Child support is required from the time of separation. If you are separated, and even if a petition has not been filed, you are required to pay child support under the law. Both parents and both parties are responsible for child support. The way it works in Utah is wherever the child resides more, and when we say resides, what we mean is where the child sleeps overnight, that is the party going to receive the child support. Therefore, if the mother has the child or children sixteen days out of the month, then Mom is going to receive the child support amount. If Dad is the one who has the kids more, then he is the one who receives that amount. The amount is calculated based on your gross income.
In Utah, they use a calculator formula. You have to plug in the names of the parties, how many children there are, a few other factors, like gross income. It will spit out a number, and that is the number that we use. If one of the parties is not working, there is going to be at least a minimum wage income imputed to that party. If that party can make more, perhaps they have a professional degree, make a certain amount, or have in the past, then that higher amount can be imputed for child support purposes.
When Is The Best Time For A Parent To File For Child Support?
You should always apply for child support if you know you are going to go through a divorce. The sooner the better. The reason for that is child support will accrue in arrears if they do not do that. The sooner they can get a child support order in place, and start to collect, the better off they will be. If you wait too long, sometimes the court will not let you receive that child support. The longer you wait, the harder it might be.
How Is The Child Support Amount Actually Determined? Can It Be Adjusted?
Yes, it can be adjusted at any time. Primarily, the way it works is that you are going to have to pay based on how much money your gross earnings are calculated. I am going to go through each one of those factors that the child support calculator, or the child support calculations look at in order to give you an idea of what we look for. The first thing that we are going to look at is whether it is a full custody, or a joint custody situation. Join custody, meaning in a year there are 365 days. If one party has a child more than 111 overnights out of those 365, then it is considered a joint custody situation. If one party has the majority of overnights meaning 110 or less for the other spouse. There are two different calculators used, either joint or sole custody calculators. It is based on gross income, and how many children involved in the equation.
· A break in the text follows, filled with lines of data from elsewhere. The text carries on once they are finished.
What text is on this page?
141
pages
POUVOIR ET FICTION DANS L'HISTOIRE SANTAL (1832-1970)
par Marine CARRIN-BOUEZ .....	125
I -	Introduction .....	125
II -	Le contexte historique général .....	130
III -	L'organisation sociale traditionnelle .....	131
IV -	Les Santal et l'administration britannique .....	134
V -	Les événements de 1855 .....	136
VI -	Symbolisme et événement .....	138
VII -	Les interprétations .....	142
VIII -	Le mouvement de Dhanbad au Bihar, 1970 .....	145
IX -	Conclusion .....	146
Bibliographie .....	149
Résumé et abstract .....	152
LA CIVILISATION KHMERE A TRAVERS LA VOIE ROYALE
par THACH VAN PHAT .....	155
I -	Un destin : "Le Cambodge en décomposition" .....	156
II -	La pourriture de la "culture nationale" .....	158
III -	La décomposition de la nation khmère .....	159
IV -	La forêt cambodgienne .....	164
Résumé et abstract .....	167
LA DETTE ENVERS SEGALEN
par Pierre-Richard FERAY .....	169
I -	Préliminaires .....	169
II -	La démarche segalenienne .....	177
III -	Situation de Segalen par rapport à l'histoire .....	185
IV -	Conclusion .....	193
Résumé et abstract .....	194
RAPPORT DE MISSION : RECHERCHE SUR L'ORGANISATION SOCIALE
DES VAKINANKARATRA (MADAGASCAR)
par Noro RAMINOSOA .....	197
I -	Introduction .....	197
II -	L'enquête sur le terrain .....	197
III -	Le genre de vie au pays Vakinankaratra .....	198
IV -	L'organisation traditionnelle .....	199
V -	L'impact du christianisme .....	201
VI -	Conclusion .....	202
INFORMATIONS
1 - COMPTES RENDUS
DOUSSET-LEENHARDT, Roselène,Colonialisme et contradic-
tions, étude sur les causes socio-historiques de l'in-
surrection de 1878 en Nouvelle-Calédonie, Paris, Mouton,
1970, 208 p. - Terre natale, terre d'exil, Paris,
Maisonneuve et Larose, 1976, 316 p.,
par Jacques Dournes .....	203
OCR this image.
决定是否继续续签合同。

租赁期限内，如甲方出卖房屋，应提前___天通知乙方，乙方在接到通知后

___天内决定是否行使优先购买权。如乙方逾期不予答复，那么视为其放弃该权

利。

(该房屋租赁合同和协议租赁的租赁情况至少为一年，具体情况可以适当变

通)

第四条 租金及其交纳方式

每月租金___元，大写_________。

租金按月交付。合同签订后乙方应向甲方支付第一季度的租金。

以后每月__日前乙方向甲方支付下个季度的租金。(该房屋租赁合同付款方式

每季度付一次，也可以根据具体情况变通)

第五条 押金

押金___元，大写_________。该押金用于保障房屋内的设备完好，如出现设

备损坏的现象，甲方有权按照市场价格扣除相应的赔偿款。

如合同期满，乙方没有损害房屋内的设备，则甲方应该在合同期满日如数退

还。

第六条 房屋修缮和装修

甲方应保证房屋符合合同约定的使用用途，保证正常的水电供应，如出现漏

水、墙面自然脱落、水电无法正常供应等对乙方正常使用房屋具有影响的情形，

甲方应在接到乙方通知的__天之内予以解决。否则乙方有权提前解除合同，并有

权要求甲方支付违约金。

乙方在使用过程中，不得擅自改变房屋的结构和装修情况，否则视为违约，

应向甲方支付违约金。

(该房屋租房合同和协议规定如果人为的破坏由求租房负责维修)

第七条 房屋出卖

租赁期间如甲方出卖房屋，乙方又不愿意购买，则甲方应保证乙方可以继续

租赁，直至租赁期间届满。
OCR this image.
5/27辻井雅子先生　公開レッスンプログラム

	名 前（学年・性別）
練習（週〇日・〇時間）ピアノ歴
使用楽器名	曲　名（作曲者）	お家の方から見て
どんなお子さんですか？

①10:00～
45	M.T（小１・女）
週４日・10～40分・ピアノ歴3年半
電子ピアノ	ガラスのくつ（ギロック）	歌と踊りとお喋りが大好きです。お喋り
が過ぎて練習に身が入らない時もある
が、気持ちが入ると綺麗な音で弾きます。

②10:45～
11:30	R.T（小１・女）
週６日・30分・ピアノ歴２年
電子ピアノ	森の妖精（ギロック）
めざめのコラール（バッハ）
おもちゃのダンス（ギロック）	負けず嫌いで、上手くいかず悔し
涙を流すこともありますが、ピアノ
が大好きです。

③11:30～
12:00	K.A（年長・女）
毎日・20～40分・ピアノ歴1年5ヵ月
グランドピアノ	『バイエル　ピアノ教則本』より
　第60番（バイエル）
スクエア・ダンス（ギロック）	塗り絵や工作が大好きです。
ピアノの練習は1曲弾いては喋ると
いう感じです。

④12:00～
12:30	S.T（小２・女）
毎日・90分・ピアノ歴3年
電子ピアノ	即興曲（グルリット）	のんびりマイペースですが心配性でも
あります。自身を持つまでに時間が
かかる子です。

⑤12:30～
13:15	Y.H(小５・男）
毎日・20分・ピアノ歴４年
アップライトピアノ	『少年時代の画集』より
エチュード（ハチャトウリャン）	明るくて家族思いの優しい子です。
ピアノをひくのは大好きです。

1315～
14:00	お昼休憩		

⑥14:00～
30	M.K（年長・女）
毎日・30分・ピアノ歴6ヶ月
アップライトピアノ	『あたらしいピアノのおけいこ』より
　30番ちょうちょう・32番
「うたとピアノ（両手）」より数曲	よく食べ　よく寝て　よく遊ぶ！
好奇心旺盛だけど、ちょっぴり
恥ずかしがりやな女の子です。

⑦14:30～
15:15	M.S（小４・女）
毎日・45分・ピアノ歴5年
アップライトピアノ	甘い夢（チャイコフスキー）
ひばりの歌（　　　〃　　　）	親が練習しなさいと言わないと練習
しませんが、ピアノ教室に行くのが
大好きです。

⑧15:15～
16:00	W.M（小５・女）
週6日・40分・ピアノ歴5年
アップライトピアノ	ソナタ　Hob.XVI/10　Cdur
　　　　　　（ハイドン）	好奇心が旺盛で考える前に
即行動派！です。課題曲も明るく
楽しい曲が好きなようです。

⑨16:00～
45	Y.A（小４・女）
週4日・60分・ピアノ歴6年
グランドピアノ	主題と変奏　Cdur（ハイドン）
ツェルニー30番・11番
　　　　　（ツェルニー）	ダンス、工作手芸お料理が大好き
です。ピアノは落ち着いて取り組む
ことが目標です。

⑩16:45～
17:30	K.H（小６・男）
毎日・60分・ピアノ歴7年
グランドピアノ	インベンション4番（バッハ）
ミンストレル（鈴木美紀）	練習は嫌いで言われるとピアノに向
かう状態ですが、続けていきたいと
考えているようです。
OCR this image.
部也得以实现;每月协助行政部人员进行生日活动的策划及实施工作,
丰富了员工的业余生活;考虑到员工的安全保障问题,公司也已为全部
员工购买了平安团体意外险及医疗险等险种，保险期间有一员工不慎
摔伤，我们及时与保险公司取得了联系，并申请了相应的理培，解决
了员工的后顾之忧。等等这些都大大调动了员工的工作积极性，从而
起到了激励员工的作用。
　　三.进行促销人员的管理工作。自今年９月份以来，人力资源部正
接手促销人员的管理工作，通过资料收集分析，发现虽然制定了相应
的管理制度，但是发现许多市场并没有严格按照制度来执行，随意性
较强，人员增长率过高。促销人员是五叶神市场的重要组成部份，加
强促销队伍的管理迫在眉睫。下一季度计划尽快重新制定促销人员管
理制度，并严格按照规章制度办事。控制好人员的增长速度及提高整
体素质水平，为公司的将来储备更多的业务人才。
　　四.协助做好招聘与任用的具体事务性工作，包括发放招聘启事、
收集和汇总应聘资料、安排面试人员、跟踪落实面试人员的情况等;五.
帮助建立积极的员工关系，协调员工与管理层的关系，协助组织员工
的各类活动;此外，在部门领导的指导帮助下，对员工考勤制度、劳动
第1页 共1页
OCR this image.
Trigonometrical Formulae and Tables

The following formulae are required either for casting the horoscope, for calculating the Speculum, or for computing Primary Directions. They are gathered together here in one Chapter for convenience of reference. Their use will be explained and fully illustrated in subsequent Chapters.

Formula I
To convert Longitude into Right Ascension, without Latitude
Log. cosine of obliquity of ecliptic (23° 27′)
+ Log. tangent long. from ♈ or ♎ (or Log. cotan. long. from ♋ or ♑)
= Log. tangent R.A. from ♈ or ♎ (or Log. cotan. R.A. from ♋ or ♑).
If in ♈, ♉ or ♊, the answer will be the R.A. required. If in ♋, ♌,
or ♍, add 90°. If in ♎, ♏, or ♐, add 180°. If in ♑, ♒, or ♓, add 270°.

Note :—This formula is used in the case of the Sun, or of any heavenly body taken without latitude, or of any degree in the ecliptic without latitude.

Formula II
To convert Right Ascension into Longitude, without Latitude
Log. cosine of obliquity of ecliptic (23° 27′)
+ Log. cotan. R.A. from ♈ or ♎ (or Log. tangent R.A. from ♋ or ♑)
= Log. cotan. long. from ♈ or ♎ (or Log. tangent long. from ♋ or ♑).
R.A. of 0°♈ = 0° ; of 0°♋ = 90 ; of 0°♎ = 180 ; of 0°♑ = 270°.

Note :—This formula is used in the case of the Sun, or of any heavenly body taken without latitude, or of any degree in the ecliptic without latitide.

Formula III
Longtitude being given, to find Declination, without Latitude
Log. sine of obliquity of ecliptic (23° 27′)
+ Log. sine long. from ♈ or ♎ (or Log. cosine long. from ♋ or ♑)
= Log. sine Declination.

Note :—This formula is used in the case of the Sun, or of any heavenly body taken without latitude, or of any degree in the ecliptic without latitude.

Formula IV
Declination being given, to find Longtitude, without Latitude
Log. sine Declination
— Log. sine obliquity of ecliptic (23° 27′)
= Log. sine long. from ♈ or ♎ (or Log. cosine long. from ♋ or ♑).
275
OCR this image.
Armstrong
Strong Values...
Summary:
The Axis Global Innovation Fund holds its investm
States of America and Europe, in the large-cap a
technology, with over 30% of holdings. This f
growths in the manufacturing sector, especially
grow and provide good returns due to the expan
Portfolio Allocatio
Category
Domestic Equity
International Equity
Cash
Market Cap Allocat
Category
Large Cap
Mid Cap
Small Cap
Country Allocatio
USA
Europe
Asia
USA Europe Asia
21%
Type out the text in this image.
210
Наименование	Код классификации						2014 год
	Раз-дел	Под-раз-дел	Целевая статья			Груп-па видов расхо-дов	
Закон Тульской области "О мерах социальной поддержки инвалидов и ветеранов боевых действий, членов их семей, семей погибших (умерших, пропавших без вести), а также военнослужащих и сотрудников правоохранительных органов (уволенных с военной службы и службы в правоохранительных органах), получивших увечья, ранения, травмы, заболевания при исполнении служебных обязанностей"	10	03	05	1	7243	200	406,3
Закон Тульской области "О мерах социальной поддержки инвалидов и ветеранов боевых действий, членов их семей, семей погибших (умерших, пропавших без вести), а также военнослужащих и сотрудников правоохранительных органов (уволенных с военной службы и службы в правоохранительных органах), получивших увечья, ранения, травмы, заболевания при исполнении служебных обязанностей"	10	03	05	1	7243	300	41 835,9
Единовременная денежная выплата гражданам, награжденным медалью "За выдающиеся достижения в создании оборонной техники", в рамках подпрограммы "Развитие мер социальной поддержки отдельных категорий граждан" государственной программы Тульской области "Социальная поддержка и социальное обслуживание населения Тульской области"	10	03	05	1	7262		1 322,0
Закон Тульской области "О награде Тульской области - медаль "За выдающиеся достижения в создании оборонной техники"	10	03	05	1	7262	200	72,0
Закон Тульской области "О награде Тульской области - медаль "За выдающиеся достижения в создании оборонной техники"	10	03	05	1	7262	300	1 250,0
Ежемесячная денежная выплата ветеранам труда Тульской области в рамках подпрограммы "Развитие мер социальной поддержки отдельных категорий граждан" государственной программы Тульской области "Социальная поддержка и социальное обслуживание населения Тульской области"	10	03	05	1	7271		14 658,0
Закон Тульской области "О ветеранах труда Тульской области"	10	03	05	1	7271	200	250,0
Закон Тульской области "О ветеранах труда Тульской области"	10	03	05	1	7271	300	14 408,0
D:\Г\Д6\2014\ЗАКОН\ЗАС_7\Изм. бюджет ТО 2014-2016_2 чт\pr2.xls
It also looks at prior obligations. Are there any other prior support obligations to either the mother, or the father of the child, or children? Once that determines the gross income, the amount of children and any prior obligations, then the calculator will render an amount that needs to be paid. That is really the factors that child support will determine. The parties can look at that calculator, and they can say that they have a joint custody situation and it can be $4 a month. “I am going to waive the child support, so there is not going to be child support for either of us”. The parties can agree on that, or they can look at it and say it is $600. “We both have good jobs, and I do not need $600 a month. We can agree on $500”.
It is fine to do that as long as both parties agree. If the parties do not agree, the courts will always use the calculator system. The only way to adjust it or to do something different is for the parties to agree.
How Can An Attorney Help a Client Retain Their Rational Emotions In A Family Law Case?
Many times, it is letting the clients vent, and help them get out what needs getting out. Their frustrations, their emotions, and then remind them that this is what the court will do. We have seen literally hundreds and hundreds of cases, and we know how judges rule. Some of the court commissioners or judges will do different things. Sometimes it is how the client will come across. Does the judge like them or not? Do they think they are telling the truth or not? So sometimes, it is just a matter of understanding what a court will do, and accepting that.
The reason is that the way that the law was set up. Until we change the law, and you can do that by contacting your Senate representative, or Congress in any of the Government offices, and have them change the law. Until the law is changed, we have to abide by, and follow it. Doing something different, or contrary to what we are going to get is only going to hurt you as the client in the end. We always want to do the best thing for the client, and that is keeping things within the law, and staying grounded and focused on the issues before us.
Additional Information About Child Support In Utah
As part of child support, we do need to provide copies of paycheck stubs, and the minimum the court wants is two. Usually in a divorce case, we need the last six months of paycheck stubs, because we want to average out the income. If you are making overtime that will be taken into consideration. We really base it on gross income regardless of whether you are working two jobs or one. So if you are working, just remember that all of that money will be used to calculate child support. If you want to continue doing what you have been doing, because any drastic changes such as quitting your job, and taking up a job that makes less money can hurt you. The court can say that you are capable of making more, so we are going to impute a higher gross income per month, which will increase your child support.
I should mention a way to reduce child support. When people are complaining that they have to pay too much, the way to remedy that is for that party to have more overnights with the children. This can be re-calculated on a joint custody calculator, rather than a sole custody calculator, because the more overnights you have with your child, the better off you are going to be.